Levine mentioned that the former synagogue is now used as a Jewish museum and that it shows the past strong Jewish community of Stevens Point.
Levine is one of the few Jewish students on campus and takes pride in his Jewish identity.
“It makes me different. It gives me something that very few people here have any experience with, and I enjoy that,” Levine said.
Although Levine takes a lot of pride in being Jewish, he doesn’t confess to be the most religious person. When he refers to himself as a Jew, he mainly means his ancestry.

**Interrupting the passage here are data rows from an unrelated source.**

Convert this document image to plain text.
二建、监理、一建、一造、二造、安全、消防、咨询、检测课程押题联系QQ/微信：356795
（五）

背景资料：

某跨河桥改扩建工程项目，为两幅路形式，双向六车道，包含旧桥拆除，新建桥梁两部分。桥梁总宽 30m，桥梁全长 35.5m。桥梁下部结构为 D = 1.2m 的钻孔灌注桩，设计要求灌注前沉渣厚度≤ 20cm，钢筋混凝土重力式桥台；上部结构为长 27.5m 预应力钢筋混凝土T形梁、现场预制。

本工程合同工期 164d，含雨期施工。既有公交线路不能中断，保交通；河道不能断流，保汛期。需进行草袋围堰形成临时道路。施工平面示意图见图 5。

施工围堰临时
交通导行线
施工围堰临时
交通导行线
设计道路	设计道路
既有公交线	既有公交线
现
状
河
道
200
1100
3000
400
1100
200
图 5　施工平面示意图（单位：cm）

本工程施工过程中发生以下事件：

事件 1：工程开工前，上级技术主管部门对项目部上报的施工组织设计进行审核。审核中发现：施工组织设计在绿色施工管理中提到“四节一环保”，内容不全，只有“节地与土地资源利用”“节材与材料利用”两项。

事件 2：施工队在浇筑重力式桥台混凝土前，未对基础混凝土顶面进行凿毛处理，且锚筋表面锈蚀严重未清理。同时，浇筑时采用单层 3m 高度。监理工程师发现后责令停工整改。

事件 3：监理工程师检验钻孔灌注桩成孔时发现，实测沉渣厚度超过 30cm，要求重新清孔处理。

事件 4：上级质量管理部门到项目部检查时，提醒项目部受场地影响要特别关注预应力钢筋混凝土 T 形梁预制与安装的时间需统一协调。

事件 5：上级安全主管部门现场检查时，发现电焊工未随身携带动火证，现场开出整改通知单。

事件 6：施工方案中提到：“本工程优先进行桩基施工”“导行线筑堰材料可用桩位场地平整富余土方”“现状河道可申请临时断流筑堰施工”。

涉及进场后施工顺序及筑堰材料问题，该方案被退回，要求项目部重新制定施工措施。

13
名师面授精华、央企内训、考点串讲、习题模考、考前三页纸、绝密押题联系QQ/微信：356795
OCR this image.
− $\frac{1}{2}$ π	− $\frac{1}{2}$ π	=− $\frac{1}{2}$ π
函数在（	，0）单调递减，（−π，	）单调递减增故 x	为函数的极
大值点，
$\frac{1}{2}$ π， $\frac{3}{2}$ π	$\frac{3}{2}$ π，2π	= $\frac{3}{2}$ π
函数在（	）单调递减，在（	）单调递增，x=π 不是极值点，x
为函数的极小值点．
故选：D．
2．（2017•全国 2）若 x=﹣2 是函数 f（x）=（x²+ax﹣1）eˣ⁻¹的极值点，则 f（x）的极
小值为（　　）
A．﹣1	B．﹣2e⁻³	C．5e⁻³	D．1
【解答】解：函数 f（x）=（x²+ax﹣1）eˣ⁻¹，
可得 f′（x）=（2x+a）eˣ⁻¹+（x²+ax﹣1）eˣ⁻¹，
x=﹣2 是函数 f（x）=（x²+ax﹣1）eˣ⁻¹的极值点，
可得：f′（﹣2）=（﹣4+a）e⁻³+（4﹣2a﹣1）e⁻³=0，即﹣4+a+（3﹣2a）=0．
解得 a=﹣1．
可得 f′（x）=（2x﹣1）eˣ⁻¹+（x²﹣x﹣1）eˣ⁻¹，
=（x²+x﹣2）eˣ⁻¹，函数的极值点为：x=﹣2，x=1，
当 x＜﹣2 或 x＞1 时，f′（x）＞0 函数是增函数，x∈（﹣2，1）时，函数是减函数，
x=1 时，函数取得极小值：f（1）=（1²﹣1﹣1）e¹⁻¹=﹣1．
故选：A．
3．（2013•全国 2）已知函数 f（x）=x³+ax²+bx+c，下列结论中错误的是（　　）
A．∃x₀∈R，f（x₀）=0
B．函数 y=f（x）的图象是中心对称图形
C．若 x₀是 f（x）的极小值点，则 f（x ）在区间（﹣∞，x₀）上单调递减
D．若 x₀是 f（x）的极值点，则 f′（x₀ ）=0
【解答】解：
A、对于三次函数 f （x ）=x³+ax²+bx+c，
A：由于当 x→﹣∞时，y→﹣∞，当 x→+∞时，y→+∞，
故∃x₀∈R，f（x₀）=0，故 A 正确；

Although he does go to synagogue, his family can be traced back to one of the two remaining tribes of Judaea, Levi.
“I’ve never been too religious in the way of going to synagogue, so I haven’t been affected too much. I’ve told myself that if there was a closer synagogue, I’d go to it more often,” Levine said.
Levine has even considered starting his own club on campus.
“I’ve thought about making a Jewish club or something, but I honestly don’t know if there is enough interest in one to actually get it going,” Levine said.
Coming from Saint Paul, Minnesota, the transition was much easier to deal with because the Jewish population was also small. However, he still struggled at first in Stevens Point.
“I hated Point when I got here, but it grew on me eventually. The Jewish population where I was raised was so small, so the Jewish transition wasn’t a big deal,” Levine said.